The bat flew to him willingly. On the second try, Echo was able to grasp the end of the rope in his tiny claws. Still damp from having been in the river, the rope was heavy for the little bat. He flapped his wings hard to stay airborne.
“Echo, that crag where you just were—will you take the rope up there and drop the end over it?”
Echo struggled through the air and reached the crag. He opened his claws and the rope fell over the crag.
“Echo good!” Raffa cheered.
But the hardest part was still to come. Echo would have to take the end of the rope and circle the crag so the rope would be looped around it.
They tried dozens of times.
“No, not that way, Echo. Down first—go under and then back up . . .”
“That was good, Echo! Now can you do it again, but this time holding the rope?”

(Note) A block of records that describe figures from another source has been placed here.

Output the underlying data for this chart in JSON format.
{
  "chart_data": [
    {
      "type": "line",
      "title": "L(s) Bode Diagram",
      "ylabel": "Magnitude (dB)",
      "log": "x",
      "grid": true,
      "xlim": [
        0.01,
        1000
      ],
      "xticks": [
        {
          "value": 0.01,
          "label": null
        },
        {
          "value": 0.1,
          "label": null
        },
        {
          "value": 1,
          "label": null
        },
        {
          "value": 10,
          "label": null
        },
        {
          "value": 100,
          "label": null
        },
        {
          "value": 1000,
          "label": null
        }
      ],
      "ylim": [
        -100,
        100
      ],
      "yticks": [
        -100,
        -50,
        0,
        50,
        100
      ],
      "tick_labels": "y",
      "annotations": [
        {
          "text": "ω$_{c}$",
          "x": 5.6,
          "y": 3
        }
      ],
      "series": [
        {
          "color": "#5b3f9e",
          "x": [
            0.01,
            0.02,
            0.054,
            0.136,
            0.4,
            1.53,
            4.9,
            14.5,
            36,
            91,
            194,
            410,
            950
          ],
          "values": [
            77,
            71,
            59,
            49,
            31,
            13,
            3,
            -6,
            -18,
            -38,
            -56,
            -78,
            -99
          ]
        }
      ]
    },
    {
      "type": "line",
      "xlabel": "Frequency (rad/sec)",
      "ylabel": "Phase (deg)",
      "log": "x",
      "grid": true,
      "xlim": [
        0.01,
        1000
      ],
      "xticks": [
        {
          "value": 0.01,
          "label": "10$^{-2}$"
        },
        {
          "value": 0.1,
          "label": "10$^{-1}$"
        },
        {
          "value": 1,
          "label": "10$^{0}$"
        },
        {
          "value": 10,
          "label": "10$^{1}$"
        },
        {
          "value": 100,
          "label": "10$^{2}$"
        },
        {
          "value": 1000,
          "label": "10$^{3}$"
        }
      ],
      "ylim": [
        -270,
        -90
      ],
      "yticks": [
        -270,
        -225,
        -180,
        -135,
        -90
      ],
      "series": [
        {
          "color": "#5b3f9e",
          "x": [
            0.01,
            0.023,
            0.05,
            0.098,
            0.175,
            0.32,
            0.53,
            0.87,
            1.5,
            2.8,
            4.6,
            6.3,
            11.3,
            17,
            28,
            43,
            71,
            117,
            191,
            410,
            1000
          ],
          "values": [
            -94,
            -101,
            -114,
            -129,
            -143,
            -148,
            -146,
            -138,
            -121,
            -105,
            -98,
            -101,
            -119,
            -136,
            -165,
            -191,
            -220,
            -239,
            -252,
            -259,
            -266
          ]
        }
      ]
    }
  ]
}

“Left—go left now! Left, I said!”
Echo finally squealed in frustration. “Left? What left? WHAT LEFT?”
Raffa floated on his back, panting. Of course Echo wouldn’t know what left was. In the past Raffa had always used the sun’s position—daybirth or sunpeak or sunfall—when he wanted to direct the bat’s flight. Here in the cavern, there was no way of knowing where the sun was.
He looked at his fingertips, wrinkled and sodden. He had been in the water for a long time, and he could feel his body beginning to tire.
The water bubbled; the plants emitted their brilliant light. Overhead, Raffa saw the end of the rope dangling uselessly from the crag. It wasn’t Echo’s fault; what he’d already managed to do with the rope was heroic enough. The rest was just too complicated.